Atemperando expectativas antes de emprender un viaje hasta el fin del mundo
Ya estamos otra vez. Ya tuvo que llegar el vinagres de turno a ponerle pegas a un juego que aún ni ha salido, ¿no? Pues no, bobo. Esto no es un diss track a Ragnarök, Dios Odín me libre. Y no lo es porque estoy totalmente seguro de que el próximo God of War, cuya cita tenemos marcada en el calendario desde hace unos cuantos meses para el próximo miércoles (¿miércoles?) 9, va a ser —para muchos— un viaje totalmente inolvidable. Pondría la mano en el fuego; el hacha en el ruedo. Pero también sé de antemano, casi con una seguridad impropia de mí, que para muchos otros no lo será, y está bien que así sea. Porque puede que Ragnarök sea una obra verdaderamente sorprendente, mucho menos continuista de lo que cabría esperar (así lo dictan los primeros análisis), pero ni aún con todo ello dejaría de ser, al final del día, una secuela directa; una continuación a la historia, al universo y a las mecánicas descritas en el God of War de 2018, que parte de la intencionalidad de brindar más contenido y de mayor calidad a quienes por entonces lo descubrieron, lo disfrutaron y lo amaron.
Y digo que está bien que Ragnarök no le vaya a volar la cabeza a todo el mundo —entendiéndose tal nicho como aquellos que esperen una revolución o simplemente una experiencia radicalmente distinta a la vivida en 2018— porque su condición de secuela fue lo que se nos prometió; no puede decirse que desde Santa Monica no hayan sido sinceros desde el primer minuto. La última aventura de Kratos y Atreus no es otro reboot, ni una reimaginación (ya habrá tiempo de eso, asumo, cuando el estudio se lance a la exploración de otras mitologías), sino una expansión de su base y una continuación de lo que ya había; el final del cuento que comenzó hace cuatro años.
Esperar un cambio como el experimentado entonces sería, de hecho, injusto. Injusto hacia un estudio que aún se siente creativamente motivado para explorar unos Nueve Reinos que piden a gritos ser protagonistas de sus propias historias, pero también injusto hacia el fan, al que jamás se le vendió el primer capítulo de la nueva saga como algo autoconclusivo, y que lleva años esperando volver a encarnar a Kratos para repetir las sensaciones de entonces. No otras diferentes, mejores o peores, sino las mismas. Se lo merece, probablemente más que los que ansiamos algo nuevo, y tal y como la serie merece triunfar en terreno conocido antes de tomar carrerilla y dar el próximo salto. Tal y como defendí en su día las amplias diferencias existentes entre Soul Hackers 2 y Persona 5, ambas producciones amparadas bajo el paraguas de la licencia Shin Megami Tensei, creo injustificado pedirle a Ragnarök, pese a lo rupturista de su propuesta, una diferenciación.
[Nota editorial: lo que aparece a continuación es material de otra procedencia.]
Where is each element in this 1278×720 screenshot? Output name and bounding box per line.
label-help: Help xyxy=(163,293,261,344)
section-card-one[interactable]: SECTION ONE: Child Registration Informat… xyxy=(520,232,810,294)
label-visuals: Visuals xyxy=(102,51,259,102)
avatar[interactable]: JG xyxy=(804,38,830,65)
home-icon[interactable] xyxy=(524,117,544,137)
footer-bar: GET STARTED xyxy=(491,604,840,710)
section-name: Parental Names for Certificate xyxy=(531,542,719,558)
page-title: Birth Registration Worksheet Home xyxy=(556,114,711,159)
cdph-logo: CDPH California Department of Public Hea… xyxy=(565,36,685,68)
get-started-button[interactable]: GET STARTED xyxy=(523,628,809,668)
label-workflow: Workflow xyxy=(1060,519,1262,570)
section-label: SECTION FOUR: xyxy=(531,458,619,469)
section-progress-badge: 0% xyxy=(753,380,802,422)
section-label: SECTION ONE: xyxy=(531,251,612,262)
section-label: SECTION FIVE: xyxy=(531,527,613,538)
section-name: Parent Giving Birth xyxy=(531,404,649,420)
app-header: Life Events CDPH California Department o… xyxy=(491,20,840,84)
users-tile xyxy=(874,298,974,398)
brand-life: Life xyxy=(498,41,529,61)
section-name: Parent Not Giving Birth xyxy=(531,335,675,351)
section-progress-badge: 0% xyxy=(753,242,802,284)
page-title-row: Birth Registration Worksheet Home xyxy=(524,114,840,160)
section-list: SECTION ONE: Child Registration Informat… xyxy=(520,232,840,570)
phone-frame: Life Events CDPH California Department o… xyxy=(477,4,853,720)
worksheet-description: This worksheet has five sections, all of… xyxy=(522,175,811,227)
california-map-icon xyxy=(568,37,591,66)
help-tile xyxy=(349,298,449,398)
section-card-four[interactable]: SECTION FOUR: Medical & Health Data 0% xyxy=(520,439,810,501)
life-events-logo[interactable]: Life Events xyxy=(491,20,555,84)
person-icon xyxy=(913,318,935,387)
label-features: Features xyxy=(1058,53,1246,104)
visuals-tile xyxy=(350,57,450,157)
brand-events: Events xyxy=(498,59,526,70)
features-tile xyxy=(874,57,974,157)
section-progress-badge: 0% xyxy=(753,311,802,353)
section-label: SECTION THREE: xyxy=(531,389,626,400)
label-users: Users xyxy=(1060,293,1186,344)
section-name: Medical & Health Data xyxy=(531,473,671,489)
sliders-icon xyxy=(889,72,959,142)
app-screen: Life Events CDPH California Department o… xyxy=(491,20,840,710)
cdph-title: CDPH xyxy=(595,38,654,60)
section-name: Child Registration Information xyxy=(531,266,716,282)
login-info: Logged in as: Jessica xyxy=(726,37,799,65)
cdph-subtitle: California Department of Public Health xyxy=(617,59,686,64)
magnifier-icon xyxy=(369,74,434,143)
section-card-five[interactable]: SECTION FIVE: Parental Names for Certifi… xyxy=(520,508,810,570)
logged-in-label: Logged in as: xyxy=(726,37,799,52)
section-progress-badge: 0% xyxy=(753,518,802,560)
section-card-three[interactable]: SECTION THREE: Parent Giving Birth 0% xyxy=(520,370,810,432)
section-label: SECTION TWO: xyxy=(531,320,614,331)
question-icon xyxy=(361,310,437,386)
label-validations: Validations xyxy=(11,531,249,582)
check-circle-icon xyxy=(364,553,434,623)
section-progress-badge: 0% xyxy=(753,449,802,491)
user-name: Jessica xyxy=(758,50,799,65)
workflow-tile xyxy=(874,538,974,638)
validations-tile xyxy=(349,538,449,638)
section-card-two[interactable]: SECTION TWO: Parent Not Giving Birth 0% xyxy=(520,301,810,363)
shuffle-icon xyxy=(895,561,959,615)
Todo este paradigma, del que me fuerzo a hablar con tal de autoconvencerme para no sacar a pasear la billetera por un juego que sé que no me va a conquistar (pues no lo hizo su anterior entrega), tiene innegablemente una lectura muy positiva, que se evidencia aún más tras algunas de las lecturas que los grandes medios con acceso al juego ya han realizado del mismo: si el primer God of War os pareció uno de los mejores juegos de la generación pasada, este es un serio candidato a la hora de generar un impacto similar, tanto en la generación actual como en vosotros como jugadores. El título promete ser la culminación de todo aquello que, escondido bajo los escombros de la serie original, brillaba con fuerza, y estaba esperando a ser descubierto o rescatado. Para vosotros, muy poco tengo que deciros, más allá de que espero de corazón que disfrutéis de este capítulo tanto como lo hicisteis de su predecesor. Para los pocos que quedéis en mi barco, bueno, creo que será mejor que regulemos las expectativas; estamos muy cerca de embarcar un viaje fantástico, pero probablemente no tan memorable o imborrable como nos gustaría pensar. Al menos, conviene estar preparados para que no sea así.